The rapid growth of the litigation finance industry in recent years has been remarkable. Over $15 billion in capital has been committed to litigation finance investments worldwide, and in the past five years the number of law firms using it has increased fourfold. As in any other young industry, this level of growth brings with it ever-increasing calls for regulation. One particular area of focus has been the issue of whether litigation financing agreements must be disclosed by the plaintiff to the opposing party in a lawsuit. In recent months, there have been some notable developments on this front, both in the legislative and judicial branches. Despite some outliers, courts and lawmakers have generally taken a cautious approach against mandating disclosure to defendants, which is a positive trend for the industry.

What’s driving the opposition?

Front and center in the debate has been the years-long push by the U.S. Chamber of Commerce to amend Rule 26 of the Federal Rules of Civil Procedure to require disclosure of litigation finance arrangements. Most recently, this was reviewed in late 2017 by the Civil Rules Advisory Committee, who examined the issue but declined to take action. The Committee appeared skeptical of the need to require disclosure and stated that while it was clear that the Chamber did not seek to regulate lending, “the benefits of disclosure are less clear.” It also noted that no specific examples were provided where litigation finance had a deleterious effect on the parties or the outcome of a case. It is telling that the Committee has neither imposed any rule changes, nor indicated any urgency to do so, despite four years of lobbying by the Chamber. In fact, the Committee stated that “the topic may be no more ripe for further work now than it was in 2014 or 2016.”
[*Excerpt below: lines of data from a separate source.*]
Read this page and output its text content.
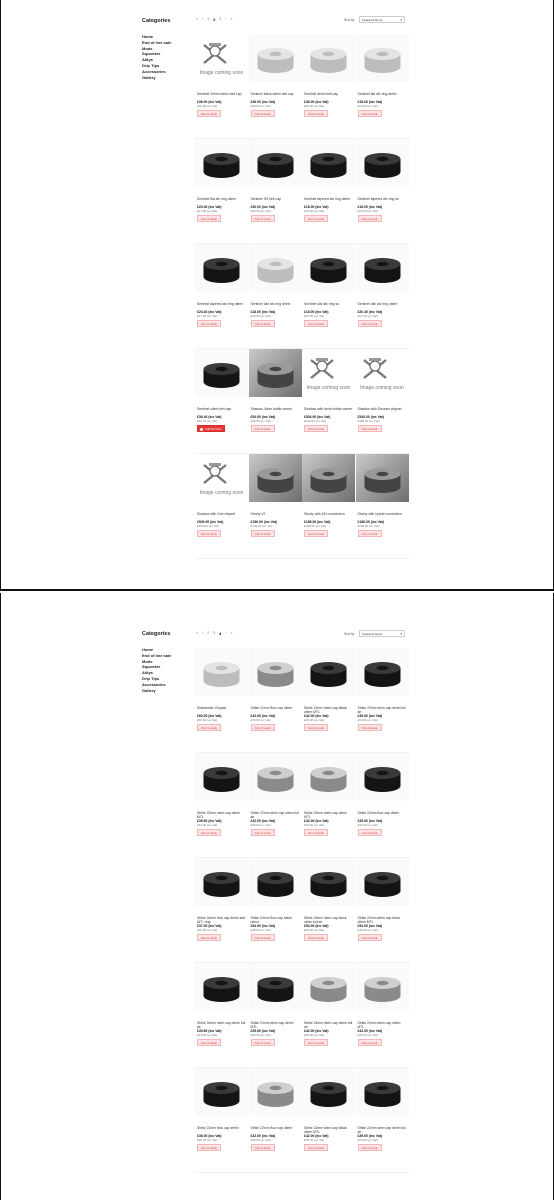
Categories
Home
End of line sale
Mods
Squonker
Alltys
Drip Tips
Accessories
Gallery
« ‹ 1 2 3 › »	Sort by:	Featured Items	▾
Image coming soon
Sentinel 24mm delrin bell cap
£36.00 (inc Vat)
£30.00 (ex Vat)
Out of stock
Sentinel black ultem bell cap
£36.00 (inc Vat)
£30.00 (ex Vat)
Out of stock
Sentinel delrin bell cap
£36.00 (inc Vat)
£30.00 (ex Vat)
Out of stock
Sentinel flat afc ring delrin
£18.00 (inc Vat)
£15.00 (ex Vat)
Out of stock
Sentinel flat afc ring ultem
£20.40 (inc Vat)
£17.00 (ex Vat)
Out of stock
Sentinel SS bell cap
£30.00 (inc Vat)
£25.00 (ex Vat)
Out of stock
Sentinel tapered afc ring delrin
£18.00 (inc Vat)
£15.00 (ex Vat)
Out of stock
Sentinel tapered afc ring ss
£18.00 (inc Vat)
£15.00 (ex Vat)
Out of stock
Sentinel tapered afc ring ultem
£20.40 (inc Vat)
£17.00 (ex Vat)
Out of stock
Sentinel ultz afc ring delrin
£18.00 (inc Vat)
£15.00 (ex Vat)
Out of stock
Sentinel ultz afc ring ss
£18.00 (inc Vat)
£15.00 (ex Vat)
Out of stock
Sentinel ultz afc ring ultem
£20.40 (inc Vat)
£17.00 (ex Vat)
Out of stock
Sentinel ultem bell cap
£36.40 (inc Vat)
£30.33 (ex Vat)
Add To Cart
Shadow 0ohm bottle carrier
£54.00 (inc Vat)
£45.00 (ex Vat)
Out of stock
Image coming soon
Shadow with delrin bottle carrier
£504.00 (inc Vat)
£420.00 (ex Vat)
Out of stock
Image coming soon
Shadow with Dicodes chipset
£540.00 (inc Vat)
£450.00 (ex Vat)
Out of stock
Image coming soon
Shadow with Gmi chipset
£540.00 (inc Vat)
£450.00 (ex Vat)
Out of stock
Shorty V2
£156.00 (inc Vat)
£130.00 (ex Vat)
Out of stock
Shorty with 510 connection
£186.00 (inc Vat)
£155.00 (ex Vat)
Out of stock
Shorty with hybrid connection
£186.00 (inc Vat)
£155.00 (ex Vat)
Out of stock
Categories
Home
End of line sale
Mods
Squonker
Alltys
Drip Tips
Accessories
Gallery
« ‹ 2 3 4 › »	Sort by:	Featured Items	▾
Sidewinder Chipset
£60.00 (inc Vat)
£50.00 (ex Vat)
Out of stock
Strike 22mm flow cap ultem
£42.00 (inc Vat)
£35.00 (ex Vat)
Out of stock
Strike 22mm stem cap Black ultem MTL
£42.00 (inc Vat)
£35.00 (ex Vat)
Out of stock
Strike 22mm stem cap delrin full air
£39.60 (inc Vat)
£33.00 (ex Vat)
Out of stock
Strike 22mm stem cap delrin MTL
£39.60 (inc Vat)
£33.00 (ex Vat)
Out of stock
Strike 22mm stem cap ultem full air
£42.00 (inc Vat)
£35.00 (ex Vat)
Out of stock
Strike 22mm stem cap ultem MTL
£42.00 (inc Vat)
£35.00 (ex Vat)
Out of stock
Strike 24mm flow cap delrin
£39.60 (inc Vat)
£33.00 (ex Vat)
Out of stock
Strike 24mm flow cap delrin and AFC ring
£37.00 (inc Vat)
£30.83 (ex Vat)
Out of stock
Strike 24mm flow cap black ultem
£54.00 (inc Vat)
£45.00 (ex Vat)
Out of stock
Strike 24mm stem cap black ultem full air
£54.00 (inc Vat)
£45.00 (ex Vat)
Out of stock
Strike 24mm stem cap black ultem MTL
£54.00 (inc Vat)
£45.00 (ex Vat)
Out of stock
Strike 24mm stem cap delrin full air
£39.60 (inc Vat)
£33.00 (ex Vat)
Out of stock
Strike 24mm stem cap delrin MTL
£39.60 (inc Vat)
£33.00 (ex Vat)
Out of stock
Strike 24mm stem cap ultem full air
£42.00 (inc Vat)
£35.00 (ex Vat)
Out of stock
Strike 24mm stem cap ultem MTL
£42.00 (inc Vat)
£35.00 (ex Vat)
Out of stock
Strike 22mm flow cap delrin
£36.00 (inc Vat)
£30.00 (ex Vat)
Out of stock
Strike 22mm flow cap ultem
£42.00 (inc Vat)
£35.00 (ex Vat)
Out of stock
Strike 22mm stem cap Black ultem MTL
£42.00 (inc Vat)
£35.00 (ex Vat)
Out of stock
Strike 22mm stem cap delrin full air
£39.60 (inc Vat)
£33.00 (ex Vat)
Out of stock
Consistent with this recent theme of caution against disclosure of financing to the opposing party, the May 2018 decision by Judge Dan Polster (N.D. Oh.) in In Re National Prescription Opiate Litigation was instructive. He merely required that the attorneys submit letters to the court, ex parte, briefly describing the funding arrangement. He also required affirmations, from the attorney and the funder, that the financing agreements do not create conflicts of interest nor interfere with the attorneys’ vigorous advocacy or the plaintiff’s settlement decisions. Instead of requiring disclosure for disclosure’s sake, the focus of Judge Polster’s decision was limited. He sought to ensure that no conflicts existed, and that the litigation finance company would be removed from strategic decisions in the case but did not mandate disclosure of the actual agreements.
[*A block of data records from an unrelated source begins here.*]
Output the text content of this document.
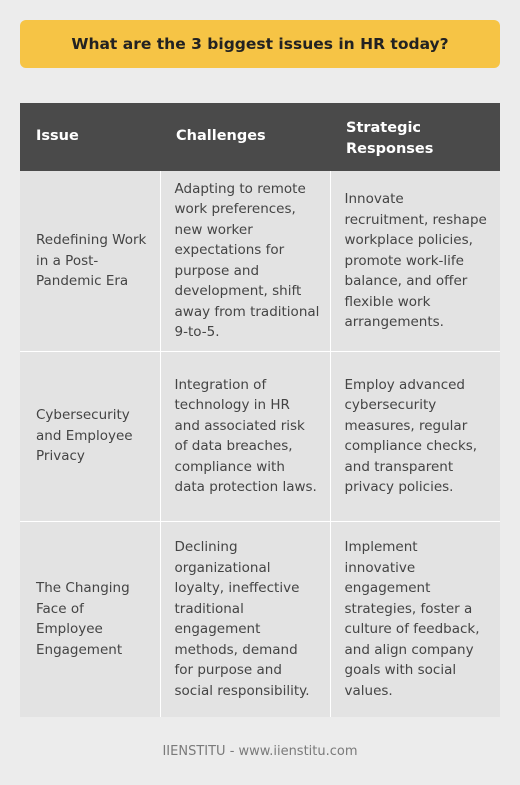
What are the 3 biggest issues in HR today?
Issue	Challenges	Strategic Responses

Redefining Work in a Post-Pandemic Era	Adapting to remote work preferences, new worker expectations for purpose and development, shift away from traditional 9-to-5.	Innovate recruitment, reshape workplace policies, promote work-life balance, and offer flexible work arrangements.
Cybersecurity and Employee Privacy	Integration of technology in HR and associated risk of data breaches, compliance with data protection laws.	Employ advanced cybersecurity measures, regular compliance checks, and transparent privacy policies.
The Changing Face of Employee Engagement	Declining organizational loyalty, ineffective traditional engagement methods, demand for purpose and social responsibility.	Implement innovative engagement strategies, foster a culture of feedback, and align company goals with social values.
IIENSTITU - www.iienstitu.com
Judge Polster’s opinion cited another 2018 opinion from the Western District of Pennsylvania, Lambeth v. Seagate, which held that litigation finance agreements are protected by the work product doctrine. The judge in Lambeth ruled that because the documents were prepared in anticipation of litigation that could be reasonably foreseen, they are protected by Rule 26(b)(3)(a) as work product. This decision was consistent with the oft-cited decision in the 2014 Caterpillar case, which also ruled against disclosure of litigation finance agreements on the basis of work product privilege and the common interest exception to the attorney-client privilege waiver.

Will there be more Wisconsins?

Despite the general trend of caution, there have been some exceptions in recent months at the other end of the disclosure spectrum. In February, the District Court of Delaware in Acceleration Bay v. Activision ruled that pre-agreement documents exchanged between a plaintiff and a funder were not subject to work product protection. This decision appears to be an outlier, however, as it specifically dealt with documents exchanged in advance of a litigation finance agreement, rather than the agreement itself.
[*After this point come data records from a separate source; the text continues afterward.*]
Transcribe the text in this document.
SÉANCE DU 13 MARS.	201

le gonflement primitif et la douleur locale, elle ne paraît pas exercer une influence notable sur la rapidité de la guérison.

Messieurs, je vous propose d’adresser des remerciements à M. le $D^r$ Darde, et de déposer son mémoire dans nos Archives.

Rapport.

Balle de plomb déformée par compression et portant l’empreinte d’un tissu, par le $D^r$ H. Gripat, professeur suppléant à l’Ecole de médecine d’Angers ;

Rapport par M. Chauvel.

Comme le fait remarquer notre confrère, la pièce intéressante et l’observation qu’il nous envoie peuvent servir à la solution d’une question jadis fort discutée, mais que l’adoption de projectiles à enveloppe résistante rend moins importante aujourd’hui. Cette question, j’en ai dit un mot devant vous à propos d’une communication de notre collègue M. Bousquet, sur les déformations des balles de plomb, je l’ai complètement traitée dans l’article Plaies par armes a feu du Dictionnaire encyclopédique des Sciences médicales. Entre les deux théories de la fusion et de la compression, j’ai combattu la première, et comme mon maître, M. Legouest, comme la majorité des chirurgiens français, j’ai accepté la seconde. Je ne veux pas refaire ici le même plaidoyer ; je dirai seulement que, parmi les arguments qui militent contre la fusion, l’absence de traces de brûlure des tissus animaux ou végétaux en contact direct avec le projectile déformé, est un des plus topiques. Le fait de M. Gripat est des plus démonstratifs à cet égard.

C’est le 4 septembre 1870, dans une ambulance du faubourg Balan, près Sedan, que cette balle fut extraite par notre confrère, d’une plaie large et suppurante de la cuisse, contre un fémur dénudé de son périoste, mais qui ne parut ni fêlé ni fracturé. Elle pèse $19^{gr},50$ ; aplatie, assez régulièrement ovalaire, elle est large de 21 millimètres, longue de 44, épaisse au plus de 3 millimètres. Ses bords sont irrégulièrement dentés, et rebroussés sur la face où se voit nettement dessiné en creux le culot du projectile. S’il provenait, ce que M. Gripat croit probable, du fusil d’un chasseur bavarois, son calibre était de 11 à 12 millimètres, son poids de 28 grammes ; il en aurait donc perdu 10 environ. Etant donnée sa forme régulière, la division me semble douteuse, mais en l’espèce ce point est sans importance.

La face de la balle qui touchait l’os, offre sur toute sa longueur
Perhaps more noteworthy, Wisconsin has recently enacted a state law requiring disclosure of the agreement to the opposing party. This is the first law of its kind nationwide, and we believe it was likely an inadvertent, overboard attempt to combat class action abuses. The litigation finance component of the law, which narrowly passed, was just one part of a sweeping set of changes to class action litigation and consumer lawsuit lending in that state. Since the Wisconsin law was enacted, no other state legislatures have passed similar laws.

Where does disclosure go from here?

We believe that limitations on disclosure are sensible. Among other reasons, limiting disclosure also limits costs. If disclosure were mandatory, plaintiffs would be subject to more burdensome discovery in the form of additional depositions and document requests focused specifically on the plaintiffs’ use of litigation finance. Since the funder is typically removed from decisions about case strategy, this additional discovery would be unnecessary yet it would provide defendants with another avenue for delay. Moreover, it would discourage use of litigation finance more broadly, as cost-conscious plaintiffs would be wary of added expenses associated with litigation finance.

In addition, from a general fairness standpoint it is puzzling why litigation finance should be singled out as the only financial arrangement subject to increased scrutiny. Courts generally do not require the plaintiff to disclose its other sources of financing (for example, details about its bondholders or other lenders), so it seems arbitrary to focus only on its litigation finance agreements.

On balance, the above-mentioned developments regarding funding agreement disclosure have been encouraging. As the litigation finance industry continues its inexorable growth, the treatment of disclosure will be worth watching closely.